Of course the commissioners of one-bid leagues love this idea because they can sell advertisements that read they sent two or even three teams to post-season tournaments without really lying to the public (only sort of lying, which is always better). However, these conference presidents aren’t seeing the real picture. They can’t honestly believe the first invitation by the Gazelle Group will be to, say, a school with a hyphen or a direction in it. No, this is a business looking to make money so the UNC-Greensboros and Northern Colorados of the world will have to wait until the major schools snubbed of at-large berths to the NCAA Tournament make a decision. (For the record, I would rather not receive hate mail from fans of the Spartans and Bears please. It’s what I like to call an example, I’ll just take your word that you have fine programs).

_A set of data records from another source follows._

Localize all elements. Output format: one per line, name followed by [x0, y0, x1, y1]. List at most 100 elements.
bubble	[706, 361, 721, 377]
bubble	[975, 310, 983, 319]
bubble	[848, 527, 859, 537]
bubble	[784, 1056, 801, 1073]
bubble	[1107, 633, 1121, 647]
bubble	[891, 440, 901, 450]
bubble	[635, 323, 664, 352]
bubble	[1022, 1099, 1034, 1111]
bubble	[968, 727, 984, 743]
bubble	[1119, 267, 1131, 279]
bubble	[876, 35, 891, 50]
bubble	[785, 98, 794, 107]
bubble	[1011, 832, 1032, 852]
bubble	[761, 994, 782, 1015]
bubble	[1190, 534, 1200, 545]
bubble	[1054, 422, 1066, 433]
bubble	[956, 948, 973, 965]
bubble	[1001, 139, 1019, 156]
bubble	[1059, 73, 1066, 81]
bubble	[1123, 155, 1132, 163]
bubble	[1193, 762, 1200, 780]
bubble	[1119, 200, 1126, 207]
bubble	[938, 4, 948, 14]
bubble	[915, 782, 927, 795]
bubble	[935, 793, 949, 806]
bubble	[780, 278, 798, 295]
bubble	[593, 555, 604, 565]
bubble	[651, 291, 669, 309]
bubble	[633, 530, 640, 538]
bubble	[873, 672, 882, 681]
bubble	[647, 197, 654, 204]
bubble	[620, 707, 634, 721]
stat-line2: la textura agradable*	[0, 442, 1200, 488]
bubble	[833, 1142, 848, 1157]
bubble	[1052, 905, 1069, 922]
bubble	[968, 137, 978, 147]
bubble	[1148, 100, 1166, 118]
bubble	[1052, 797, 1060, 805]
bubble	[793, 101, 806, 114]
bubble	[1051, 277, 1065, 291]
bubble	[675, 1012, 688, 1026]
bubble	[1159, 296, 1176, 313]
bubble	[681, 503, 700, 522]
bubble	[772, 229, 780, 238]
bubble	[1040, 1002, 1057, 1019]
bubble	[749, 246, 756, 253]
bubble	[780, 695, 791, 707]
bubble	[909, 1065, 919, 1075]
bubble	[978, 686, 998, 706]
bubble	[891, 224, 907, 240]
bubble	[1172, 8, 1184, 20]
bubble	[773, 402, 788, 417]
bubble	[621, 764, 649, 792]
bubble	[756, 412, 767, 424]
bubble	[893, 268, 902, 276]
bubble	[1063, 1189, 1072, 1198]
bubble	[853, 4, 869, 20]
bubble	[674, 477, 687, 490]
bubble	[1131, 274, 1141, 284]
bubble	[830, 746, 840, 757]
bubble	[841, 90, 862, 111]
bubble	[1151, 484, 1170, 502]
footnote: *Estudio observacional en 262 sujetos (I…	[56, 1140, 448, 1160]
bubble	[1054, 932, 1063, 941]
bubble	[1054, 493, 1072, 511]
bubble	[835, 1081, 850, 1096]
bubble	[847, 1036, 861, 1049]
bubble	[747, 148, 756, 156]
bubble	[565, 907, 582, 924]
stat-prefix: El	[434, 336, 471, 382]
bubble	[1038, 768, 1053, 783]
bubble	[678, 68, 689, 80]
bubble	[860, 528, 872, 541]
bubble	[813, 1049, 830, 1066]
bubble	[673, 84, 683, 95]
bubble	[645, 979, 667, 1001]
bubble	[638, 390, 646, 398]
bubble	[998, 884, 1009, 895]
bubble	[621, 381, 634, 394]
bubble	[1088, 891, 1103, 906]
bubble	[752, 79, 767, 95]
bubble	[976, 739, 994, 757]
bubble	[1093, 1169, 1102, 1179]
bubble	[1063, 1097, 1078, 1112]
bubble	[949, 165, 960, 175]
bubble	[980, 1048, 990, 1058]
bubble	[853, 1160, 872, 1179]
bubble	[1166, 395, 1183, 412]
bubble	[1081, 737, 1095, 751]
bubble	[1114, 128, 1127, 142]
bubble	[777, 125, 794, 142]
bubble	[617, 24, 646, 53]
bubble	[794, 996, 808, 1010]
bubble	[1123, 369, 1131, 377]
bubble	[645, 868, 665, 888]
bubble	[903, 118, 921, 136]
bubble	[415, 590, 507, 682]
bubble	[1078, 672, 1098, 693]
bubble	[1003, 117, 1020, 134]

The new tournament does have a slight twist at the end to make it unique from the Big Dance and NIT. It will be a single-elimination tournament through the semi-finals, all played at campus sites. The Championship Series will be a best of three with the higher-seeded team playing at home in the first game and, if necessary, the third.
The first round is scheduled for March 18-19. The Championship Series will be March 31, April 2 and April 4. Seriously, with all the BCS haters out there they are actually calling this The Championship Series? Really?
“It would be unfair for us to wait, so we’re going to let the NCAA pick their field and then we’ll invite the 66th team,” Gazelle Group president Rick Giles said in a November 14 press release. “It wouldn’t be fair not to.”
With CBS owning the 10,000-pound gorilla known as March Madness for quite a while and ESPN holding the rights to broadcast the NIT, how will this new event going to attract an audience that will care about a water-downed, second-tier post-season basketball tournament?
“One of the big things is giving teams a choice,” Giles added. “Competition is good and makes everything better. To date there hasn’t been a choice and we’ll make this a viable choice.”
This whole situation has a tainted smell similar to the IRL/CART auto racing split where nobody knows which event is more important and who is better. Pretty soon, nobody will be paying any attention at all and the organizers will have ruined what once was a viable non-NCAA Tournament option.
113 schools, three champions, and two different organizations. Post-season basketball isn’t really madness anymore, it’s a monster that continues to grow for no logical reason.